The “Ensuring Lasting Smiles Act” is a major policy shift requiring most health insurance plans to cover extensive, long-term care for specific congenital anomalies or birth defects. Starting with plan years on or after January 1, 2026, group health plans and individual insurance policies must provide coverage for diagnosis and treatment related to birth defects that primarily affect the eyes, ears, teeth, mouth, or jaw (Section 2).
This isn’t just about basic medical care; it’s about covering the complex, often multi-year procedures needed to restore these body parts to look and function normally. Think of a child who needs a series of surgeries, specialized dental work, and orthodontics over a decade because of a cleft palate or other facial anomaly. This bill mandates that the insurance plan must cover the necessary outpatient and inpatient services, including diagnostic services and treatment for missing or abnormal parts resulting from the defect (Section 2).
One of the most important changes here is how the bill handles dental and orthodontic care. Historically, insurance companies often denied coverage for these treatments by classifying them as routine dental work, which many medical plans exclude. This bill overrides that exclusion if the dental, orthodontic, or prosthetic support is needed because of the congenital anomaly and continues until the main treatment is finished. Crucially, it continues even if the treatment requires ongoing care to maintain function or appearance (Section 2). This means families won’t have to pay out-of-pocket for tens of thousands of dollars in specialized orthodontics that are medically necessary, not cosmetic, for the defect.
For the average family facing these challenges, this is huge financial relief. These complex procedures can easily bankrupt a family over the course of a child’s life.

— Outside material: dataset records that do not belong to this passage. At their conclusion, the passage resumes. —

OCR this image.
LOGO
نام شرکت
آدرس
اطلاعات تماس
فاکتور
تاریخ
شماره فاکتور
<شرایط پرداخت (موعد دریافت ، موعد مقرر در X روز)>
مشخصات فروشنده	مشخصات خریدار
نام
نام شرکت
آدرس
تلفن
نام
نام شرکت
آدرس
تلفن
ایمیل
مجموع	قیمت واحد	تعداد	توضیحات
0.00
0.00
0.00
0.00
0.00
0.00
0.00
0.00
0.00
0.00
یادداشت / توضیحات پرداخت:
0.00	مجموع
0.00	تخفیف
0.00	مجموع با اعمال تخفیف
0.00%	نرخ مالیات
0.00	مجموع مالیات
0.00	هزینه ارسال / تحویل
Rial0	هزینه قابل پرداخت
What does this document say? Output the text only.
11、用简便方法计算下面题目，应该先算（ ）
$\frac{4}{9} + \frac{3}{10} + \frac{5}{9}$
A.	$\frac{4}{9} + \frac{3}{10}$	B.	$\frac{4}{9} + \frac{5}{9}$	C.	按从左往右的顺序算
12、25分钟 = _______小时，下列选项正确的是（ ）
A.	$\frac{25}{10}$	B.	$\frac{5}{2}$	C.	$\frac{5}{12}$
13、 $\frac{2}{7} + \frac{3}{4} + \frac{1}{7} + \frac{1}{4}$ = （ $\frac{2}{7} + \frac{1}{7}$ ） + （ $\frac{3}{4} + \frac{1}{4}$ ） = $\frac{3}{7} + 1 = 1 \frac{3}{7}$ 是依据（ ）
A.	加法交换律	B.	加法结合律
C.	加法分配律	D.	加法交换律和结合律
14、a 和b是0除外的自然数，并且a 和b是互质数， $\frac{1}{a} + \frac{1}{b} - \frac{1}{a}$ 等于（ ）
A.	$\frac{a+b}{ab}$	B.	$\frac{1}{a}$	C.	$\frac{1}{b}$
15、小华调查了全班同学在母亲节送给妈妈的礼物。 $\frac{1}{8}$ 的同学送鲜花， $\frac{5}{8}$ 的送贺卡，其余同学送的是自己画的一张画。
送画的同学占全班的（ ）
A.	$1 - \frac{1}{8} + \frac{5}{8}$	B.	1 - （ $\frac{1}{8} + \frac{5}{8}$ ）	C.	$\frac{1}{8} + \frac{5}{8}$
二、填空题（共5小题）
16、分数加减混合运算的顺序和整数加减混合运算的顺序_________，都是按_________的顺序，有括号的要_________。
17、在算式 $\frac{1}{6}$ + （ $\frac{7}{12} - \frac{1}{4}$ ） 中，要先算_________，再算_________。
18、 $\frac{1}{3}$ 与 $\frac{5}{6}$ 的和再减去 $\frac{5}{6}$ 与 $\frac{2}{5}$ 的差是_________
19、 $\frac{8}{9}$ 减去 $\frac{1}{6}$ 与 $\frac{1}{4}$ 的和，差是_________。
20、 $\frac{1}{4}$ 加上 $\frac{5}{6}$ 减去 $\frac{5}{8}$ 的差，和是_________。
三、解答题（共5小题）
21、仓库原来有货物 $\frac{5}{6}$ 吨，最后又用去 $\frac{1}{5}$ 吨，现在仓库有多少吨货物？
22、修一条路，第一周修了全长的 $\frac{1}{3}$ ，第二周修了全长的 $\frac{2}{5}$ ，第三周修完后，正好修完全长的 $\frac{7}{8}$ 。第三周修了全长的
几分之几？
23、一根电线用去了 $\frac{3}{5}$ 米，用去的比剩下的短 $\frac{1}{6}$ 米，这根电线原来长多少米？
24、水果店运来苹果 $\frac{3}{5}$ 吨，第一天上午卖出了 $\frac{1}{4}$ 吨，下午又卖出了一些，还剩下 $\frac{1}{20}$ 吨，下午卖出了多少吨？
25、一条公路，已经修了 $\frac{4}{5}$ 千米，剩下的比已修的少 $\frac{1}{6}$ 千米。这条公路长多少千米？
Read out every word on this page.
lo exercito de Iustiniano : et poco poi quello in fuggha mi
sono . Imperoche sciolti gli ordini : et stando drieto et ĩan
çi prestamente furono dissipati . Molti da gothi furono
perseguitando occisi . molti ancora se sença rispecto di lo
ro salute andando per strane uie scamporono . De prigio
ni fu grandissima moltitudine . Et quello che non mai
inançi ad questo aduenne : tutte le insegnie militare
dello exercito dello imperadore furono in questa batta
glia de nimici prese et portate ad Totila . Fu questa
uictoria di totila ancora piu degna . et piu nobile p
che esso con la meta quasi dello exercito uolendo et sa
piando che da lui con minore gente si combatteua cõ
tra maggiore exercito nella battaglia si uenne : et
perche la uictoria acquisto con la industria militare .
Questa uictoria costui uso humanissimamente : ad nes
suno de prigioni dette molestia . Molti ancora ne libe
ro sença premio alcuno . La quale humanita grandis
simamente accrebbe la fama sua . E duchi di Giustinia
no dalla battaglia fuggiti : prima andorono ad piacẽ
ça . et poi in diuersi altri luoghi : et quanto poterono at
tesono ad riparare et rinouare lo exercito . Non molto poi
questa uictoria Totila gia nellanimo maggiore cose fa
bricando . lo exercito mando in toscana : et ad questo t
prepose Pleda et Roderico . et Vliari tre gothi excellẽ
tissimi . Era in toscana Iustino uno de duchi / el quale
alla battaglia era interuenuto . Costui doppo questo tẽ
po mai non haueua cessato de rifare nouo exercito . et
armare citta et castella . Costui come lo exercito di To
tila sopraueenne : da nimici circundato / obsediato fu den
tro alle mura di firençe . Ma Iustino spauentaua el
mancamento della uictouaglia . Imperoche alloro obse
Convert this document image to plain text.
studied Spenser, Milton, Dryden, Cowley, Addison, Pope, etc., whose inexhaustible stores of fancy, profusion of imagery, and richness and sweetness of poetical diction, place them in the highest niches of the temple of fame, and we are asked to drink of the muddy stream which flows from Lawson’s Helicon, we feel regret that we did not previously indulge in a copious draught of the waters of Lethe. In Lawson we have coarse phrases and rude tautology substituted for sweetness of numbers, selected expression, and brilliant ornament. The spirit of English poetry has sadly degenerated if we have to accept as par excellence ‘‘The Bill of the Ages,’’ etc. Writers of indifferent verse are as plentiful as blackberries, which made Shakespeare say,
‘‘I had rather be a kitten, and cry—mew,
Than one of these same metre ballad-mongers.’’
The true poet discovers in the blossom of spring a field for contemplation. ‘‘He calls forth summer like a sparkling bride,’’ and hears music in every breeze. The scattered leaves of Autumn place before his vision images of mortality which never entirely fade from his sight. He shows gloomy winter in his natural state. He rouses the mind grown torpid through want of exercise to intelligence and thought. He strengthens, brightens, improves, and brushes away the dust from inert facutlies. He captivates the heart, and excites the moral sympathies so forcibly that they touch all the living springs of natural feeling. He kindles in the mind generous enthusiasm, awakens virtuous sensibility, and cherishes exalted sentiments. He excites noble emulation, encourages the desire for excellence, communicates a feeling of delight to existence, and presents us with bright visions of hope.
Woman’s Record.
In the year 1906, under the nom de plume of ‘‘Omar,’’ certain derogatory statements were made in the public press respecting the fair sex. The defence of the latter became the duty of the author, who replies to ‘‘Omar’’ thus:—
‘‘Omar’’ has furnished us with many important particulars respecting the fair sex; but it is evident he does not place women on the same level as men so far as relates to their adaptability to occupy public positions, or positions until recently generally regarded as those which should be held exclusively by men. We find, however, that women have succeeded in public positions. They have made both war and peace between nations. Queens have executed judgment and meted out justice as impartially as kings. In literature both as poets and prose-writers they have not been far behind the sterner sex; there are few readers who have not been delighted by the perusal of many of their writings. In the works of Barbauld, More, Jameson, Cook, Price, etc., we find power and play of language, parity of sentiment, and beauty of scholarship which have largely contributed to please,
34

However, the bill does not eliminate cost-sharing. Health plans can still apply standard cost-sharing rules—like deductibles, copayments, and coinsurance—as long as those financial requirements are no tougher than what the plan applies to most other medical and surgical benefits (Section 2). So, while the service is covered, a family could still hit their annual out-of-pocket maximum year after year, especially during intense treatment phases.
There’s also a clear line drawn on purely cosmetic procedures. If a surgery is only aimed at reshaping normal body structures to improve general appearance or self-esteem, and it’s not medically determined to be the result of the congenital anomaly, the plan doesn’t have to cover it (Section 2). This distinction between “restoration of function/appearance” and “purely cosmetic” is where disputes between patients, doctors, and insurers are likely to happen, especially given the medium vagueness level of the bill’s language in this area.
Implementation is set for early 2026, giving plans time to adjust. To ensure people can actually use this new coverage, the bill also mandates that the Secretary of Health and Human Services conduct a study on provider network access. They have until December 31, 2027, to report back to Congress on whether there are enough specialists available to treat these specific birth defects, and how the new coverage requirements might affect patient out-of-pocket costs (Section 2). This acknowledges a major practical challenge: even with mandated coverage, if the network of highly specialized surgeons and orthodontists is too small or geographically limited, access remains a problem, particularly for families living in rural areas.